Configuration File options

Bilbo comes with a pipeline_config file (located at the bilbo/config of the bilbo2 directory). Actually, there is two pipeline_config available, one is for annotating bibliographies references(tag <bibl> in the TEI/XML format), one other is for annotating footnote (tag note in the TEI/XML format). You can modified each of the options presented in this file.Currently, the file is an INI configuration file. In future we expect to handle json or XML file configuration. As expected, each module of Bilbo can run on his own. A series (not all) of parsing options are available and can be set with arg cli python running.

PIPELINE

In this part, you have to specify the pipeline wanted. Note that for training it does not make sens to add generate pipeline. Pipeline is one on this components before going any further. This section is marked by:

  • [PIPELINE]

verbose

Set at False by default

pipeline

You have to chained the desired chained algorithm as instance:

PIPELINE=shape_data,features,svm,crf,generate

Example:

[PIPELINE]
PIPELINE=shape_data,features,svm,crf,generate
outputFile=None
verbose=True

SHAPER

This section is marked by:

  • [shaper]

tokenizerOption

This option is currently unnecessary. The next developments regarding tokenization will make it active soon.

tagOptions

This is a wrapper for reduce or rename tag to an other

tagsOptions = {
	"title_a": "title",
	"distributor": "publisher",
	"country": "place",
	"sponsor": "publisher"
} 

Example:

[PIPELINE]
PIPELINE=shape_data,features,svm,crf,generate
outputFile=None
verbose=True

FEATURES

This section is marked by:

  • [features]

listFeatures

Default Value is set to: numbersMixed, cap, dash, biblPosition, initial

You can removed some of them or add a new one (see ../developer/modules.html) This is a wrapper for reduce or rename tag to an other

listFeaturesRegex

You can add a list of regex as : (name_of_regex, python_regex), (name_of_regex1, python_regex1)

listFeaturesExternes

(unic_named_list, path_to_external_list, List_type), …

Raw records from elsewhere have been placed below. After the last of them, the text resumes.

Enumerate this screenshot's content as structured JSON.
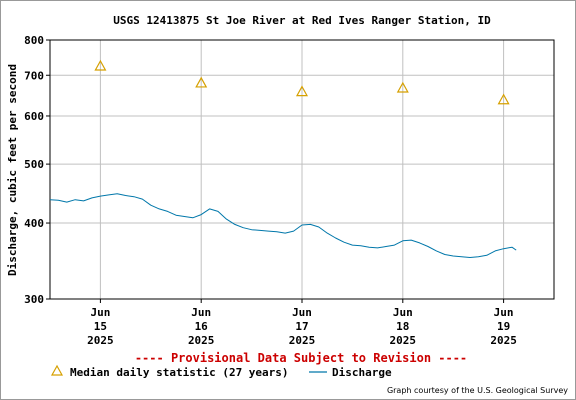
{
  "chart_data": {
    "type": "line",
    "title": "USGS 12413875 St Joe River at Red Ives Ranger Station, ID",
    "ylabel": "Discharge, cubic feet per second",
    "y_scale": "log",
    "ylim": [
      300,
      800
    ],
    "y_ticks": [
      {
        "value": 300,
        "label": "300"
      },
      {
        "value": 400,
        "label": "400"
      },
      {
        "value": 500,
        "label": "500"
      },
      {
        "value": 600,
        "label": "600"
      },
      {
        "value": 700,
        "label": "700"
      },
      {
        "value": 800,
        "label": "800"
      }
    ],
    "xlim": [
      "2025-06-14T12:00",
      "2025-06-19T12:00"
    ],
    "x_ticks": [
      {
        "value": "2025-06-15T00:00",
        "label_month": "Jun",
        "label_day": "15",
        "label_year": "2025"
      },
      {
        "value": "2025-06-16T00:00",
        "label_month": "Jun",
        "label_day": "16",
        "label_year": "2025"
      },
      {
        "value": "2025-06-17T00:00",
        "label_month": "Jun",
        "label_day": "17",
        "label_year": "2025"
      },
      {
        "value": "2025-06-18T00:00",
        "label_month": "Jun",
        "label_day": "18",
        "label_year": "2025"
      },
      {
        "value": "2025-06-19T00:00",
        "label_month": "Jun",
        "label_day": "19",
        "label_year": "2025"
      }
    ],
    "grid": true,
    "series": [
      {
        "name": "Discharge",
        "color": "#0077aa",
        "points": [
          {
            "x": "2025-06-14T12:00",
            "y": 437
          },
          {
            "x": "2025-06-14T14:00",
            "y": 436
          },
          {
            "x": "2025-06-14T16:00",
            "y": 433
          },
          {
            "x": "2025-06-14T18:00",
            "y": 437
          },
          {
            "x": "2025-06-14T20:00",
            "y": 435
          },
          {
            "x": "2025-06-14T22:00",
            "y": 440
          },
          {
            "x": "2025-06-15T00:00",
            "y": 443
          },
          {
            "x": "2025-06-15T02:00",
            "y": 445
          },
          {
            "x": "2025-06-15T04:00",
            "y": 447
          },
          {
            "x": "2025-06-15T06:00",
            "y": 444
          },
          {
            "x": "2025-06-15T08:00",
            "y": 442
          },
          {
            "x": "2025-06-15T10:00",
            "y": 438
          },
          {
            "x": "2025-06-15T12:00",
            "y": 428
          },
          {
            "x": "2025-06-15T14:00",
            "y": 422
          },
          {
            "x": "2025-06-15T16:00",
            "y": 418
          },
          {
            "x": "2025-06-15T18:00",
            "y": 412
          },
          {
            "x": "2025-06-15T20:00",
            "y": 410
          },
          {
            "x": "2025-06-15T22:00",
            "y": 408
          },
          {
            "x": "2025-06-16T00:00",
            "y": 413
          },
          {
            "x": "2025-06-16T02:00",
            "y": 422
          },
          {
            "x": "2025-06-16T04:00",
            "y": 418
          },
          {
            "x": "2025-06-16T06:00",
            "y": 406
          },
          {
            "x": "2025-06-16T08:00",
            "y": 398
          },
          {
            "x": "2025-06-16T10:00",
            "y": 393
          },
          {
            "x": "2025-06-16T12:00",
            "y": 390
          },
          {
            "x": "2025-06-16T14:00",
            "y": 389
          },
          {
            "x": "2025-06-16T16:00",
            "y": 388
          },
          {
            "x": "2025-06-16T18:00",
            "y": 387
          },
          {
            "x": "2025-06-16T20:00",
            "y": 385
          },
          {
            "x": "2025-06-16T22:00",
            "y": 388
          },
          {
            "x": "2025-06-17T00:00",
            "y": 397
          },
          {
            "x": "2025-06-17T02:00",
            "y": 398
          },
          {
            "x": "2025-06-17T04:00",
            "y": 394
          },
          {
            "x": "2025-06-17T06:00",
            "y": 385
          },
          {
            "x": "2025-06-17T08:00",
            "y": 378
          },
          {
            "x": "2025-06-17T10:00",
            "y": 372
          },
          {
            "x": "2025-06-17T12:00",
            "y": 368
          },
          {
            "x": "2025-06-17T14:00",
            "y": 367
          },
          {
            "x": "2025-06-17T16:00",
            "y": 365
          },
          {
            "x": "2025-06-17T18:00",
            "y": 364
          },
          {
            "x": "2025-06-17T20:00",
            "y": 366
          },
          {
            "x": "2025-06-17T22:00",
            "y": 368
          },
          {
            "x": "2025-06-18T00:00",
            "y": 374
          },
          {
            "x": "2025-06-18T02:00",
            "y": 375
          },
          {
            "x": "2025-06-18T04:00",
            "y": 371
          },
          {
            "x": "2025-06-18T06:00",
            "y": 366
          },
          {
            "x": "2025-06-18T08:00",
            "y": 360
          },
          {
            "x": "2025-06-18T10:00",
            "y": 355
          },
          {
            "x": "2025-06-18T12:00",
            "y": 353
          },
          {
            "x": "2025-06-18T14:00",
            "y": 352
          },
          {
            "x": "2025-06-18T16:00",
            "y": 351
          },
          {
            "x": "2025-06-18T18:00",
            "y": 352
          },
          {
            "x": "2025-06-18T20:00",
            "y": 354
          },
          {
            "x": "2025-06-18T22:00",
            "y": 360
          },
          {
            "x": "2025-06-19T00:00",
            "y": 363
          },
          {
            "x": "2025-06-19T02:00",
            "y": 365
          },
          {
            "x": "2025-06-19T03:00",
            "y": 361
          }
        ]
      },
      {
        "name": "Median daily statistic (27 years)",
        "color": "#d6a000",
        "marker": "triangle",
        "points": [
          {
            "x": "2025-06-15T00:00",
            "y": 725
          },
          {
            "x": "2025-06-16T00:00",
            "y": 680
          },
          {
            "x": "2025-06-17T00:00",
            "y": 658
          },
          {
            "x": "2025-06-18T00:00",
            "y": 667
          },
          {
            "x": "2025-06-19T00:00",
            "y": 638
          }
        ]
      }
    ],
    "provisional_notice": "---- Provisional Data Subject to Revision ----",
    "legend": [
      {
        "label": "Median daily statistic (27 years)",
        "icon": "triangle-icon"
      },
      {
        "label": "Discharge",
        "icon": "line-icon"
      }
    ],
    "legend_position": "bottom",
    "credit": "Graph courtesy of the U.S. Geological Survey"
  }
}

Note type_list is simple (simple word list) or multi (multi word list as journals names for instance)

listFeaturesXML

This is set to italic by default.

output

Path output, it is handling when you use feature component. Output is fitted to CRF++ format data.

Example:

[features]
listFeatures = numbersMixed, cap, dash, biblPosition, initial
listFeaturesRegex = ('WEBLINK', '^(http:\/\/www\.|https:\/\/www\.|http:\/\/|https:\/\/)?[a-z0-9]+([\-\.]{1}[a-z0-9]+)*\.[a-z]{2,5}(:[0-9]{1,5})?(\/.*)?$')
listFeaturesExternes = ('place', 'resources/external/place_list.txt', 'multi'), 
		     ('possmonth', 'resources/external/month_list.txt', 'simple'), 
		     ('posseditor', 'resources/external/editor_abbr_list.txt', 'simple'), 
		     ('posspage', 'resources/external/page_abbr_list.txt', 'simple'),
		     ('journal', 'resources/external/journals_list.txt', 'multi'),
		     ('surname', 'resources/external/surname_list.txt', 'simple'),
		     ('forename', 'resources/external/forename_list.txt', 'simple')
		     listFeaturesXML = italic
		     output = bilbo/testFiles/features.output.txt 
		     verbose = False 

CRF

This section is marked by:

  • [crf]

name

Name of libraries used, in some cases you can change the crf libraries (for wapiti for instance)

algoCrf

Default value is set to [lbfgs](for https://en.wikipedia.org/wiki/Limited-memory_BFGS) algorithm : {‘lbfgs’, ‘l2sgd’, ‘ap’, ‘pa’, ‘arow’}

optionCrf

Many option are avalaible . see crfsuite manual

Most important are c1 for a L1 regularisation (in this case algoritm is switch to orthant method), c2 regression ridge and and max_iterations

epsilon : The epsilon parameter that determines the condition of convergence. value set by default at 1e-5

optionCrf = {
	'c2': 0.00001,
	}

patternsFile

path to wapiti pattern. By default pattern used is located in resources/models/bibl/wapiti_pattern_ref

modelFile

Path to the model generated in train action or used in tag action.

seed

This is used to generate a pseudo-random number. This random number is used when you evaluate the crf algorithn only (not the fulle pipeline)

Example:

[crf]
name = crfsuite
algoCrf = lbfgs
#    lbfgs for Gradient descent using the L-BFGS method,
#    l2sgd for Stochastic Gradient Descent with L2 regularization term
#    ap for Averaged Perceptron
#    pa for Passive Aggressive
#    arow for Adaptive Regularization Of Weight Vector
optionCrf = {
	'c2': 0.00001,
	'max_iterations': 2000,
}
seed = 3
patternsFile = resources/models/note/wapiti_pattern_ref
modelFile = resources/models/note/crf_OE_fr.txt

SVM

This section is marked by:

  • [svm]

name

Name of libraries used, in some cases you can change the svm libraries for an other.

modelFile

Path to the vocab model generated in train action or used in tag action.

vocab

Path to the vocab model generated by svm train. Vocab attribute at each word a integer.

output

Not already implemented

Example:

bsvm
modelFile = resources/models/note/svm_OE_fr.txt
vocab = resources/models/note/inputID.txt
output = /tmp/data_SVM.txt